I still haven’t decided if this fully lands. On the one hand, it’s a powerful moment, identifying nurture, not nature, as the thing that gives Aloy her confidence and strength, and in doing so freeing Beta to believe that maybe somewhere down the road, she can have that strength, too.

On the other hand, it mythologizes a singular character, one that even the game acknowledges wasn’t a super great dad, and seems to imply that having such a father figure enables Aloy to be the Super Special Person the world needs. Meanwhile, the rest of the game goes to great lengths to show how much the rest of the community she has (grudgingly) built enables her to be far more of a hero than she could be alone.

The ideas seem almost at odds with one another. We repeatedly see Aloy encounter people who now know her as the “savior of Meridian,” only for Aloy to downplay her sense of importance. Building a team out of a diverse group of people, all with strengths that Aloy doesn’t have, reinforces that message. Driving home that she’s capital "S" Special because she had a (relatively) good childhood almost undercuts it.

And yet, I feel like I’m perhaps being too nitpicky. Despite the tonal dissonance, I still found myself tearing up at this scene.

See, I’ve had those moments with myself, too. Sometimes I’m that confident, capable person I feel like I am. And other times I feel isolated and broken, like there’s something wrong with me, something fundamentally broken or missing that makes me incapable of being the kind of person I want to be.
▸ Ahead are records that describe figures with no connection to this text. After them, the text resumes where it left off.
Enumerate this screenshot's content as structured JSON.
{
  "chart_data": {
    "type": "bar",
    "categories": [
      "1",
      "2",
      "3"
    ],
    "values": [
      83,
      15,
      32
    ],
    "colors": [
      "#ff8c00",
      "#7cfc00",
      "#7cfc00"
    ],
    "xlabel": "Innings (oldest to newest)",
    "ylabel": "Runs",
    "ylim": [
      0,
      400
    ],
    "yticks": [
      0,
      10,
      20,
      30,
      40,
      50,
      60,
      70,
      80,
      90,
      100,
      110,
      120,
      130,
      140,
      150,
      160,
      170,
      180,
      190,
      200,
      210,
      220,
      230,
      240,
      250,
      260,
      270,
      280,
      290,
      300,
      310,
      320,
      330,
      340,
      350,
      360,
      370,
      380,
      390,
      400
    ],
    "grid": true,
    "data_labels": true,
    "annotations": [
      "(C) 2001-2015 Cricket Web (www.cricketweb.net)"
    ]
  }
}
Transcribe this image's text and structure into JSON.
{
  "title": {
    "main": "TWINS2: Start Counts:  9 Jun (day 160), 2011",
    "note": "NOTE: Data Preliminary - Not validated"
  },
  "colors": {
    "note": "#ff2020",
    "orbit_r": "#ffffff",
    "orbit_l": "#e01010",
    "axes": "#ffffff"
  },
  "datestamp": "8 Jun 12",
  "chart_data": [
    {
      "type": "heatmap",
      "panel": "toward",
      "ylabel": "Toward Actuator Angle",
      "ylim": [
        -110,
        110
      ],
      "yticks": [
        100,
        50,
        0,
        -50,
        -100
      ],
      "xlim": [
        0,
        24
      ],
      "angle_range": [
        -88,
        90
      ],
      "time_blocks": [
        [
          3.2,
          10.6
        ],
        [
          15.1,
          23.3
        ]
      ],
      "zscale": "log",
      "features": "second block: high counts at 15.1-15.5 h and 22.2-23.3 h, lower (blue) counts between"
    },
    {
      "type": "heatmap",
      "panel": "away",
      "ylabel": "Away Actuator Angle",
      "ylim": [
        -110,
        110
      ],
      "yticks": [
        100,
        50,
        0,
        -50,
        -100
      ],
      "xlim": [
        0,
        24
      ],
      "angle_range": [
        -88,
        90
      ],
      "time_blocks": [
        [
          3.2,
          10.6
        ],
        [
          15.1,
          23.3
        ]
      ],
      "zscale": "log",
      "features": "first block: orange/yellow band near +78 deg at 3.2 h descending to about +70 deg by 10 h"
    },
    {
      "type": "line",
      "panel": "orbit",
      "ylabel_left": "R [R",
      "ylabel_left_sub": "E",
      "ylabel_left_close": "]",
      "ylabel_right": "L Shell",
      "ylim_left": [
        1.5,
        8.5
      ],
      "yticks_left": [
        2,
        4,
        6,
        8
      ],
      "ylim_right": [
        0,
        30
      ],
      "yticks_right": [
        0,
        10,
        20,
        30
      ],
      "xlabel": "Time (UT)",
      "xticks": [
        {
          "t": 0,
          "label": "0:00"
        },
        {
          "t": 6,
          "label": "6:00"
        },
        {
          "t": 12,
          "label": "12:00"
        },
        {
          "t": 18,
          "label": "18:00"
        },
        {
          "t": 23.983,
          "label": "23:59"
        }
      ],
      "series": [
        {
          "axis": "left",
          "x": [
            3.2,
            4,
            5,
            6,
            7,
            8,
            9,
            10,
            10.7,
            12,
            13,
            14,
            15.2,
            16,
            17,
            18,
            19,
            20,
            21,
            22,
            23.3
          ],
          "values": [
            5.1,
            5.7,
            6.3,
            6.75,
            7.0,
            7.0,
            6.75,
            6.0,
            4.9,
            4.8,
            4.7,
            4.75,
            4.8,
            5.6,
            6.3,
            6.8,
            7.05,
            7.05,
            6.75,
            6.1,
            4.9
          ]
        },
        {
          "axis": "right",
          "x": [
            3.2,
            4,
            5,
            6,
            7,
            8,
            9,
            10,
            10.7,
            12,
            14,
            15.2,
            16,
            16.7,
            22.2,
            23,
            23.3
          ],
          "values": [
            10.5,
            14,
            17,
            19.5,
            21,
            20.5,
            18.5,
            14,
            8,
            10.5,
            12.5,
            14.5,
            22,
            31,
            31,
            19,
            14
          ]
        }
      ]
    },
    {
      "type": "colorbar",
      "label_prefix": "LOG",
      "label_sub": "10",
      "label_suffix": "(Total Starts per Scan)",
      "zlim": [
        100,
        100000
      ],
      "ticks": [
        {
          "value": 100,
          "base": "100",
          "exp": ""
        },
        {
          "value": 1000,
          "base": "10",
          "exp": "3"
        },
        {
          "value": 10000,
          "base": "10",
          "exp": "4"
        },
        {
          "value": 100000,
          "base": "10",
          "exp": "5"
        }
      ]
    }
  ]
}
There’s something deeply comforting about seeing Aloy tell Beta that she’s not broken, that she just lacked the love and support that other people have. So, sure, maybe I can pick nits about whether Rost is the only support Aloy gets, like a Twitter reply guy upset that a minute-long scene didn’t contain every possible variation of nuance.

Or I can accept what happens next. Aloy sits down with Beta and gives her a choice: She doesn’t have to go on the deadly mission they’re about to embark on. But if she does, Aloy will protect her. After spending most of the game up to that point trying to avoid feeling responsible for another person, Aloy offers that support to someone else.

And it makes all the difference. Beta has the confidence to go through with the mission now. She has an opportunity to trust someone again. It’s a risk, but also—as my therapist likes to remind me—it’s the first step in healing.

“Heart and soul of the game?” Yeah. I see where you’re coming from.